Kagan: No Answers? No Vote


            Elena Kagan will be confirmed as the next justice of the United States Supreme Court.  But I wish the Senate would withhold approval. If she believes it is inappropriate to comment on the issues that might come before her, then the Senate should respond by doing likewise: Refusing to vote on a candidate who can’t respond to simple questions fairly put.            The confirmation process is, as Kagan so aptly noted long ago, vapid. It is also a farce. The president nominates a candidate with whom he is comfortable, and then sends the candidate along to the Senate for confirmation. But the current manner of conducting these hearings transforms them into a meaningless beauty contest. Just how composed can a candidate remain while saying nothing at all?               Judged by the standards of the genre, Kagan is a success. She sat for several days before the Senate a stoic image, expressing little emotion as she was both praised and derided for her career as a, er, um, lawyer.           Forgive me my arrogance, but despite her brilliance, her law review articles, her professorships, her stint as dean at the Harvard law school, her role as policy wonk in the Clinton White House, and her brief tenure as Solicitor General, the woman is a stranger to the courtroom. I would not feel confident sending her to handle a misdemeanor charge on behalf of a client. Yet up, up, up she climbs the legal ladder.            She climbs without her feet ever really touching ground.            Every effort to get her to describe how she feels about such vital issues in our time as the reach of government power in the so-called war on terror, or whether all Americans, regardless of libidinal compass, should enjoy meaningful equal protection of the law, was met with the same vacuous stonewalling now typical of the hearings. It would be inappropriate to answer these questions, she says, because she might be called upon to decide them.
            The wonder of it is that the Senate is complicit in this mealy mouthed gibberish.
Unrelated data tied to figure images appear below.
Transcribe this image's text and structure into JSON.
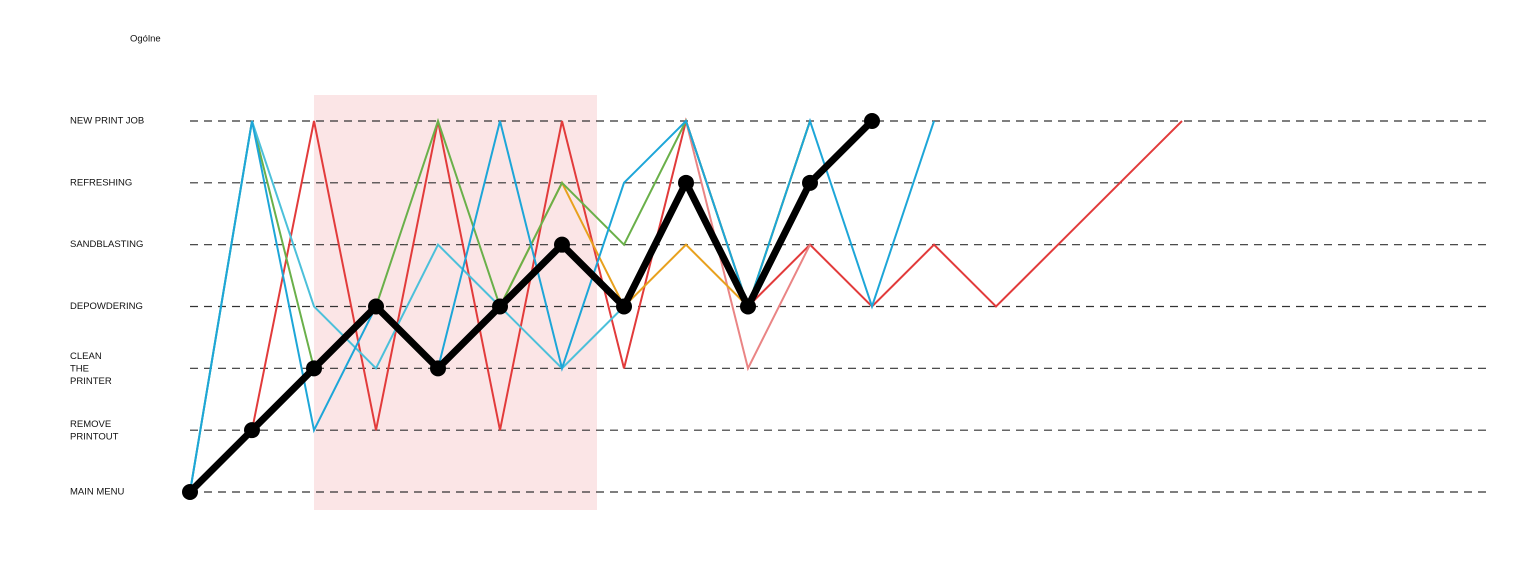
{
  "chart_data": {
    "type": "line",
    "title": "Ogólne",
    "categories": [
      null,
      null,
      null,
      null,
      null,
      null,
      null,
      null,
      null,
      null,
      null,
      null,
      null,
      null,
      null,
      null,
      null
    ],
    "ylim": [
      0,
      6
    ],
    "yticks": [
      {
        "value": 0,
        "label": "MAIN MENU"
      },
      {
        "value": 1,
        "label": "REMOVE\nPRINTOUT"
      },
      {
        "value": 2,
        "label": "CLEAN\nTHE\nPRINTER"
      },
      {
        "value": 3,
        "label": "DEPOWDERING"
      },
      {
        "value": 4,
        "label": "SANDBLASTING"
      },
      {
        "value": 5,
        "label": "REFRESHING"
      },
      {
        "value": 6,
        "label": "NEW PRINT JOB"
      }
    ],
    "grid": true,
    "series": [
      {
        "color": "#e23b3b",
        "width": 2,
        "values": [
          0,
          1,
          6,
          1,
          6,
          1,
          6,
          2,
          6,
          3,
          4,
          3,
          4,
          3,
          4,
          5,
          6
        ]
      },
      {
        "color": "#ea8585",
        "width": 2,
        "values": [
          null,
          null,
          null,
          null,
          null,
          null,
          null,
          null,
          6,
          2,
          4,
          null,
          null,
          null,
          null,
          null,
          null
        ]
      },
      {
        "color": "#e8a11e",
        "width": 2,
        "values": [
          0,
          1,
          2,
          3,
          2,
          3,
          5,
          3,
          4,
          3,
          6,
          null,
          null,
          null,
          null,
          null,
          null
        ]
      },
      {
        "color": "#6ab04a",
        "width": 2,
        "values": [
          0,
          6,
          2,
          3,
          6,
          3,
          5,
          4,
          6,
          3,
          6,
          null,
          null,
          null,
          null,
          null,
          null
        ]
      },
      {
        "color": "#4cc0da",
        "width": 2,
        "values": [
          0,
          6,
          3,
          2,
          4,
          3,
          2,
          3,
          null,
          null,
          null,
          null,
          null,
          null,
          null,
          null,
          null
        ]
      },
      {
        "color": "#1da6d8",
        "width": 2,
        "values": [
          0,
          6,
          1,
          3,
          2,
          6,
          2,
          5,
          6,
          3,
          6,
          3,
          6,
          null,
          null,
          null,
          null
        ]
      },
      {
        "color": "#000000",
        "width": 7,
        "markers": true,
        "values": [
          0,
          1,
          2,
          3,
          2,
          3,
          4,
          3,
          5,
          3,
          5,
          6,
          null,
          null,
          null,
          null,
          null
        ]
      }
    ]
  }
}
Senators sat dumb struck in something like awe, treating the candidate as though she were an oracle, a goddess who must be propitiated lest offense yields distant and dangerous scorn.            Supreme Court justices are not high priests; rulings aren’t oracles. Decisions by the Supreme Court are little more than judgments about how best to reconcile the competing imperatives reflected in the cases and controversies finding their way into the nation’s courts. We look to the Supreme Court to settle the law in areas where pragmatic legal doctrines collide, where the past provides little guidance to what the future should hold.            It is not asking too much of a candidate for this lifetime seat on the nation’s highest tribunal to tell us what commitments they bring to the Court. We are entitled to more than the empty promise to be fair and impartial. This is little more than a pre-printed wedding vow.            By mystifying the confirmation  process with empty form we trivialize the law and show scorn for the American people. What message does the silly chatter send? That the law is deep, mysterious, its ways not capable of being charted, much less understood, by the ordinary people who must simply trust the wisdom of a justice and then obey her commands. That’s silly. The law is merely applied principle.            Legal doctrine, like Senatorial custom, changes. It is too much to hope this time around that the Senate’s conception of its advice and consent will be transformed into something meatier. But I hope at least a handful of Senators will refuse to vote yea or nay on Kagan’s confirmation for the stated reason that, the candidate having said next to nothing, they have nothing on which to vote.              Reprinted courtesy of the Connecticut Law Tribune.                        

Comments: (1)

  • I don't know much about this woman, but I would pr...
    I don't know much about this woman, but I would prefer a litigator on the court. As we know, academic law is light years from being in the middle of real law in a courtroom. The brilliant minds in law school take career paths much like Kagan's. The rest of us actually practice law in courthouses where no one cares what law school we attended and what our GPA was.
    I am no court historian, but for my money Brennan and Marshall had an idea of what it was like in the trenches. Wonder why?